Love is therefore not a “soft” or secondary topic in healthcare. It is foundational to human flourishing. The way we are cared for, spoken to, held, nurtured, and connected to from the beginning of life shapes our nervous systems, our sense of self, our relationships, and our health across the lifespan.
This is why love sits at the centre of my philosophy of care for my patients – children, adolescents, adults, grandparents – love is essential for all.
Our society teaches us Love incorrectly
Bell Hooks is an incredible African-American philosopher who wrote about Love. She argued that many of us grow up in cultures and families where harmful behaviours are called love, so if we never consciously examine what love actually is, we unconsciously repeat patterns of domination, neglect, dishonesty, or emotional withdrawal while still believing we are loving.
In “All About Love”, she reflects that love is not merely a feeling that happens automatically. It is an action and an ethical practice involving care, commitment, trust, responsibility, respect, and knowledge. Because of this, she believed we must think deeply about love. Otherwise, we confuse intense emotion with genuine loving behaviour.
She would likely say that human beings have the capacity for love naturally, especially children, but loving well is not automatic in a wounded society. Patriarchy, trauma, capitalism, racism, and domination distort our understanding of love. So conscious reflection becomes necessary not because love is unnatural, but because our cultures teach us distorted versions of it.
A central idea in her work is that love is a verb as much as a feeling. You do not simply fall into love; you repeatedly choose practices that nurture another person’s spiritual growth and your own.
Love Wounds
In my work as a doctor, I have seen that many individuals and families carry deep intergenerational trauma. Parents often love their children profoundly, yet may struggle to express that love openly, safely, and unconditionally because of what they themselves have endured.
Even the best parents remain human and would not be able to fully, unconditionally love in every moment of every day.
Emotional neglect, rigid gender roles, intergenerational parenting patterns, shame about emotional expression, war, displacement, refugee journeys, poverty, self-hate, boarding schools, illness, violence, and survival-based parenting patterns can all limit a person’s ability to give and receive love freely.
All of us are loved.
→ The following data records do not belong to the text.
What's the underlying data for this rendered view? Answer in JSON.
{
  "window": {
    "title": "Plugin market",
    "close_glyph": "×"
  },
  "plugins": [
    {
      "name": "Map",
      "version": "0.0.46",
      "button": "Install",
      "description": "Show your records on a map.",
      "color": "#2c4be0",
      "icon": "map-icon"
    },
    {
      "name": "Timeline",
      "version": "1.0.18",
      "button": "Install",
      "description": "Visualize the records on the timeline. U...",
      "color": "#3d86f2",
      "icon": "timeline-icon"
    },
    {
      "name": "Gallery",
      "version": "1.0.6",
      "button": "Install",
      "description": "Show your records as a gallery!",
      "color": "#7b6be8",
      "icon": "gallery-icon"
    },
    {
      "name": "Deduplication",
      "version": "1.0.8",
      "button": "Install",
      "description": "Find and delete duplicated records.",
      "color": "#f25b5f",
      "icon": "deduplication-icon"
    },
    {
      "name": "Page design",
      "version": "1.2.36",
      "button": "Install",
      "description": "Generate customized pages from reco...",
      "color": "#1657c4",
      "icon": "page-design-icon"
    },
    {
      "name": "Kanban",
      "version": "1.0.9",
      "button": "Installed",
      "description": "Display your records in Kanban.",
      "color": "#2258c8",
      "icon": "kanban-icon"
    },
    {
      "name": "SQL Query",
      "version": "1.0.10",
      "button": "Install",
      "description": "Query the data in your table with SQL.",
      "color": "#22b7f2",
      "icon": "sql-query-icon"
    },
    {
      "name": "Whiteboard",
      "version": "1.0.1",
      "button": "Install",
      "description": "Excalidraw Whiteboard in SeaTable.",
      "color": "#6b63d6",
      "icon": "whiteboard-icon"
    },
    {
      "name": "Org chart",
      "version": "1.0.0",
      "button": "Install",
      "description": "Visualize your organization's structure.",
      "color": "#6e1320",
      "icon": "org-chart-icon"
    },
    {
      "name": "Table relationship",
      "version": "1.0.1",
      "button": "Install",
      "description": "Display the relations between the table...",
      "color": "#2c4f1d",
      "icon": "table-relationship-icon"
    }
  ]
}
However, most of us were not shown the tenderness, emotional safety, affection, repair, or unconditional acceptance in our childhoods that we need for full wellbeing.
This does not mean we were not loved. It means that trauma can interrupt the expression of love.
Healing these patterns requires insight, courage, and intentional work. Across my clinic rooms, our online communities, and Rahma Health’s global work, I see a generation committed to breaking these cycles. People are choosing to parent differently, partner differently, and relate differently. They are choosing openness over fear, emotional safety over shame, and love over domination.
Every human being deserves to experience love that is safe, authentic, emotionally present, and unconditional.
Intergenerational healing is the work of allowing that love to flow more freely—towards ourselves, our children, and each other.